No Brasil, a cobertura e a repercussão crítica dos recentes escândalos envolvendo os astros do futebol Adriano e Vagner Love revelam, entre outras coisas, um indisfarçável preconceito de classe.
O que mais escandaliza a chamada crônica esportiva, com honrosas exceções, parece ser o ambiente em que os personagens foram “flagrados”. A própria recorrência desse verbo é significativa, como se estar num baile funk ou simplesmente na favela fosse por si só uma atitude ilícita ou, no mínimo, suspeita.
Na Chatuva e na Barra
O vínculo entre os termos favela e crime, martelado durante décadas pelos meios de comunicação, parece ter-se tornado indissolúvel. Condena-se Adriano não tanto por trocar socos com a namorada, mas por fazê-lo no morro da Chatuva, e não numa cobertura na Barra da Tijuca ou num palacete em Milão.
O viés de classe nunca ficou tão evidente, aliás, como quando o jogador, um ano atrás, deixou de se reapresentar a seu clube, a Internazionale de Milão, e se refugiou durante três dias no bairro onde se criou, no Rio de Janeiro.
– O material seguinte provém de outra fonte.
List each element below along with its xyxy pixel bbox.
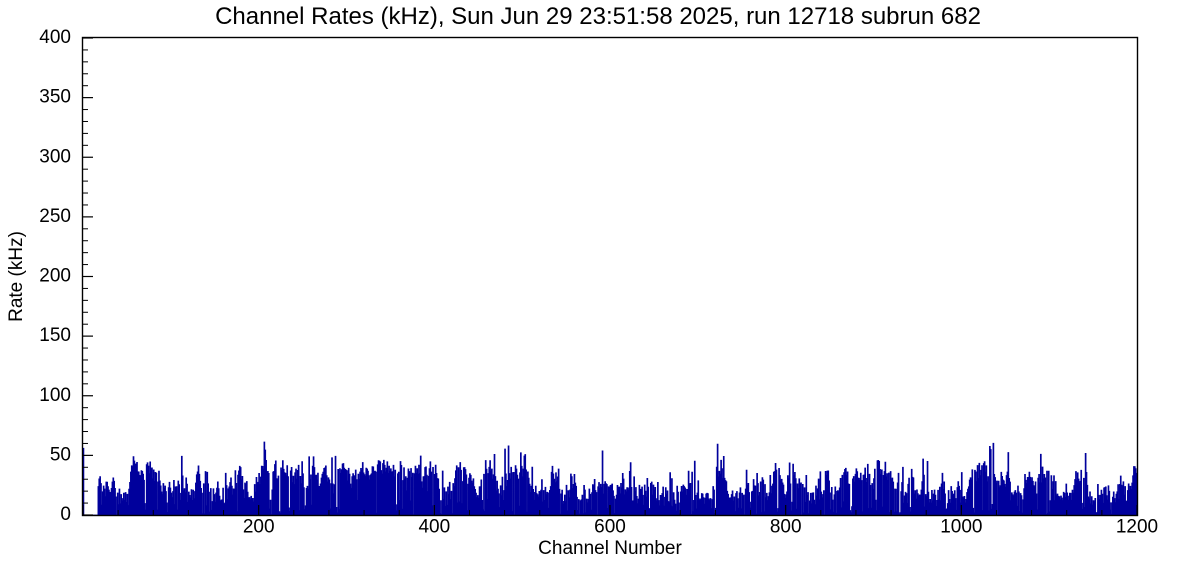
- svg-text:350: 350: [39, 87, 71, 108]
- svg-text:Channel Rates (kHz), Sun Jun 2: Channel Rates (kHz), Sun Jun 29 23:51:58…: [215, 3, 981, 30]
- svg-text:800: 800: [770, 517, 802, 538]
- svg-text:200: 200: [243, 517, 275, 538]
- svg-text:50: 50: [50, 444, 71, 465]
- svg-text:Channel Number: Channel Number: [538, 538, 682, 559]
- svg-text:1200: 1200: [1116, 517, 1158, 538]
- svg-text:200: 200: [39, 266, 71, 287]
- svg-text:250: 250: [39, 206, 71, 227]
- svg-text:Rate (kHz): Rate (kHz): [6, 231, 27, 322]
- svg-text:300: 300: [39, 146, 71, 167]
- svg-text:400: 400: [418, 517, 450, 538]
- svg-text:400: 400: [39, 27, 71, 48]
- svg-text:150: 150: [39, 325, 71, 346]
- svg-text:600: 600: [594, 517, 626, 538]
- svg-text:1000: 1000: [940, 517, 982, 538]
- svg-text:100: 100: [39, 385, 71, 406]
- svg-text:0: 0: [60, 504, 71, 525]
A perplexidade foi geral, na imprensa e no mundo futebolístico.
A pergunta que se repetia era: como um sujeito abre a mão de milhões de euros, do destaque num clube de ponta, de uma cidade sofisticada, para voltar à favela? O corolário, explícito ou subjacente, era mais ou menos o seguinte: “Quem nasce na maloca nunca vai deixar de ser maloqueiro”.
Uma espécie de “nostalgia da lama” arrastaria Adriano para baixo – ainda que, topograficamente, para cima.
O que escandaliza, no fundo, é a recusa em aderir aos valores, condutas e discursos tornados praticamente compulsórios para quem “vence” na nossa sociedade.
Não se perdoa Vagner Love por optar por um baile funk na Rocinha em vez de uma boate na zona sul do Rio. No primeiro, estão os “bandidos”; na segunda, a gente de bem.
Pouco importa que o tráfico que mata tanta gente no morro se alimente do consumo recreativo de muitos habitués das casas noturnas chiques.
Num país de “malandros com contrato, com gravata e capital”, não escandaliza ninguém que Kaká sai publicamente em defesa dos líderes de sua argentária igreja, investigados em dois países por estelionato e lavagem de dinheiro.
Kaká, diz a crônica em uníssono, é um rapaz de boa cabeça, de boa família, de boa “estrutura”. Mas Vagner Love aparecer num baile na Rocinha ladeado por traficantes armados (algo que talvez ocorresse com qualquer celebridade que visitasse o local) é intolerável.
Motel e travestis
Para reforçar a constatação de que, entre nós, o viés de classe é ainda mais forte do que o viés moralista, um caso exemplar é o de Ronaldo, “flagrado” (olha o verbo de novo) com três travestis num motel do Rio.
O que mais se ouviu, nos bastidores da imprensa, foi: “Como é que um sujeito com grana que ele tem vai se meter com travecos de rua? Era só pegar o telefone e encomendar a perversão que quisesse, no sigilo do seu apartamento ou de um hotel de luxo”.
Ou seja, dependendo do montante gasto, do cenário e dos figurinos, tudo é bonito e aceitável.